Friday, May 7, 2010

So who are Joe Lieberman targeting with his "Terrorist Expatriation Act" ?

(Update)

I had my suspicion when i first read the full text of Sen. Joe Lieberman's "Terrorist Expatriation Act". This bill was to "add joining a foreign terrorist organization or engaging in or supporting hostilities against the United States or its allies to the list of acts for which United States nationals would lose their nationality." Now who are those allies, or should i say, who is that ally if Americans are "providing material support or resources to a foreign terrorist organization" and/or "engaging in, or purposefully and materially supporting, hostilities against" that will result in them losing their citizenship? Ignore for now the fact that this bill is completely unconstitutional, who is Joe Lieberman trying to "protect"?

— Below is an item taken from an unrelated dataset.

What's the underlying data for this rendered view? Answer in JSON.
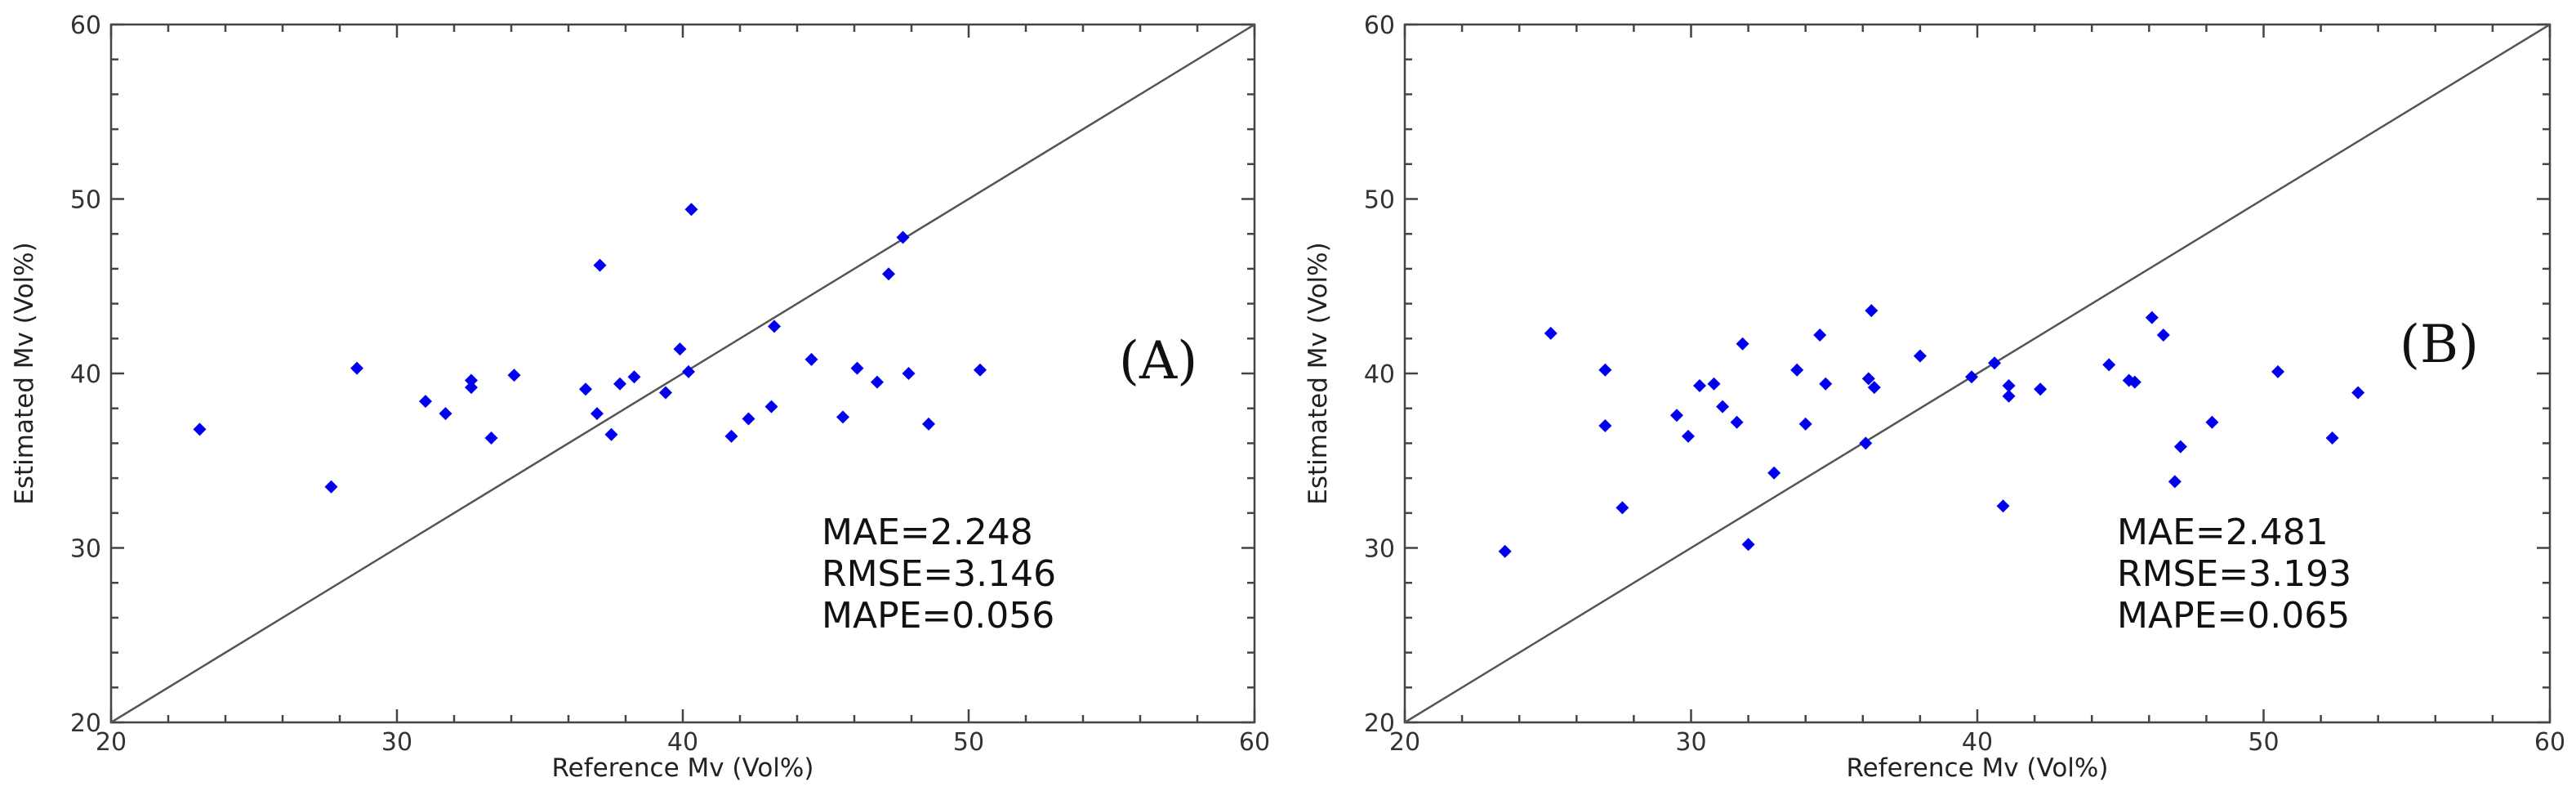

My suspicion is confirmed by this article on the Washington Post which stated that this bill "would also allow citizenship to be stripped from Americans who support groups that target U.S. allies, such as Israel or India." Again, ignore the unconstitutionality of this bill, as even Rep. John Boehner knows this bill "would be pretty difficult under the U.S. Constitution", if Joe Lieberman is truly trying to protect Americans, why is there a need to add our "allies" in it? Does it make any sense to strip the citizenship of Americans who support organizations that are only involved in an asymmetrical war with Israel and not us?

Update:

Glenn Greenwald discussed the irony of Joe Lieberman sponsoring a citizenship-stripping bill which has its origin in a 1940 bill to strip citizenship off Americans who demonstrated their loyalty to a foreign power.

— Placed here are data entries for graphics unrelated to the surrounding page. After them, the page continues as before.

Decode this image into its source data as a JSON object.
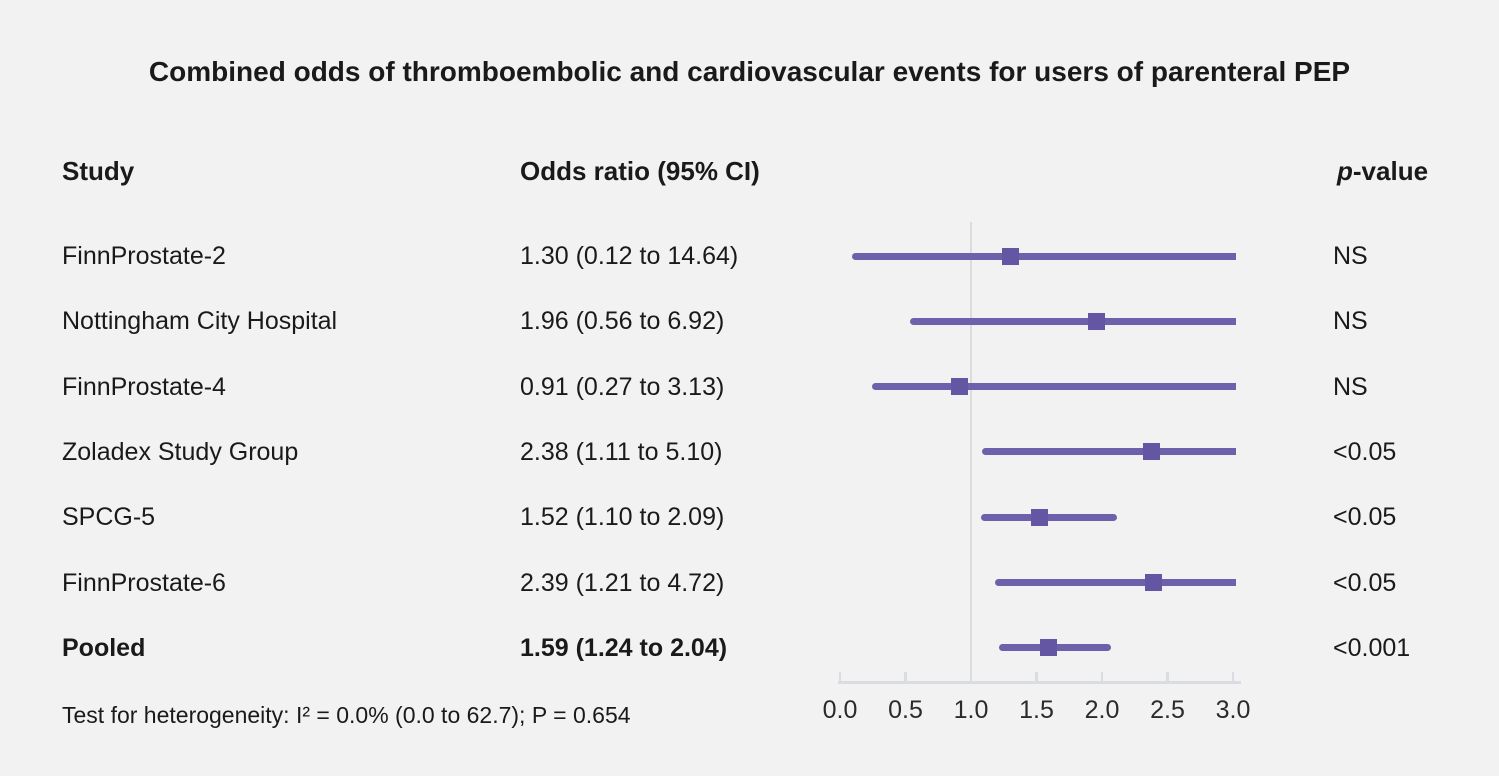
{
  "title": "Combined odds of thromboembolic and cardiovascular events for users of parenteral PEP",
  "columns": {
    "study": "Study",
    "odds_ratio": "Odds ratio (95% CI)",
    "p_value_prefix": "p",
    "p_value_suffix": "-value"
  },
  "footnote": "Test for heterogeneity: I² = 0.0% (0.0 to 62.7); P = 0.654",
  "colors": {
    "background": "#f2f2f2",
    "text": "#1a1a1a",
    "ci_bar": "#6e61ab",
    "or_marker": "#6456a2",
    "axis_line": "#d9dde2",
    "tick_label": "#2b2b2b"
  },
  "chart_data": {
    "type": "forest",
    "title": "Combined odds of thromboembolic and cardiovascular events for users of parenteral PEP",
    "axis": {
      "min": 0.0,
      "max": 3.0,
      "ticks": [
        "0.0",
        "0.5",
        "1.0",
        "1.5",
        "2.0",
        "2.5",
        "3.0"
      ],
      "reference_line": 1.0
    },
    "rows": [
      {
        "study": "FinnProstate-2",
        "or": 1.3,
        "ci_low": 0.12,
        "ci_high": 14.64,
        "or_label": "1.30 (0.12 to 14.64)",
        "p": "NS",
        "bold": false
      },
      {
        "study": "Nottingham City Hospital",
        "or": 1.96,
        "ci_low": 0.56,
        "ci_high": 6.92,
        "or_label": "1.96 (0.56 to 6.92)",
        "p": "NS",
        "bold": false
      },
      {
        "study": "FinnProstate-4",
        "or": 0.91,
        "ci_low": 0.27,
        "ci_high": 3.13,
        "or_label": "0.91 (0.27 to 3.13)",
        "p": "NS",
        "bold": false
      },
      {
        "study": "Zoladex Study Group",
        "or": 2.38,
        "ci_low": 1.11,
        "ci_high": 5.1,
        "or_label": "2.38 (1.11 to 5.10)",
        "p": "<0.05",
        "bold": false
      },
      {
        "study": "SPCG-5",
        "or": 1.52,
        "ci_low": 1.1,
        "ci_high": 2.09,
        "or_label": "1.52 (1.10 to 2.09)",
        "p": "<0.05",
        "bold": false
      },
      {
        "study": "FinnProstate-6",
        "or": 2.39,
        "ci_low": 1.21,
        "ci_high": 4.72,
        "or_label": "2.39 (1.21 to 4.72)",
        "p": "<0.05",
        "bold": false
      },
      {
        "study": "Pooled",
        "or": 1.59,
        "ci_low": 1.24,
        "ci_high": 2.04,
        "or_label": "1.59 (1.24 to 2.04)",
        "p": "<0.001",
        "bold": true
      }
    ]
  }
}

One ironic aspect of Lieberman's sponsorship of the citizenship-stripping bill for accused Terrorists is that the original 1940 law on which it is based was designed, as Frum put it, "to strip citizenship from Americans whoshowed themselves loyal to a foreign power."  Fortunately for Joe Lieberman (as well as for GOP Rep. Peter King), the U.S. Supreme Court in 1967 held that it is unconstitutional for Congress to strip the citizenship of any American who did not voluntarily renounce citizenship, even if that citizen proved himself loyal to a foreign country (adding to the irony, that case,Afroyim v. Rusk, involved an American citizen who had voted in Israeli elections and, as a result, had his passport renewal denied by the State Department on the ground that he had lost his American citizenship under The Nationality Act of 1940).  As the Afroyim Court put it (emphasis added):
[The Fourteenth Amendment] provides its own constitutional rule in language calculated completely to control the status of citizenship: "All persons born or naturalized in the United States . . . are citizens of the United States . . . ."  There is no indication in these words of a fleeting citizenship, good at the moment it is acquired but subject to destruction by the Government at any time.  Rather the Amendment can most reasonably be read as defining a citizenship which a citizen keeps unless he voluntarily relinquishes it. Once acquired, this Fourteenth Amendment citizenship was not to be shifted, canceled, or diluted at the will of the Federal Government, the States, or any other governmental unit.
The Court, in 1980, made clear what a person must do in order to be found to have "voluntarily renounced" his citizenship.  All of this underscores another great irony of Lieberman's advocacy of this bill:   although I'd be unequivocally opposed to any citizenship-stripping, if anyone merits having that done to them, it's Joe Lieberman, who proves -- yet again -- that he has no interest or belief in core American principles.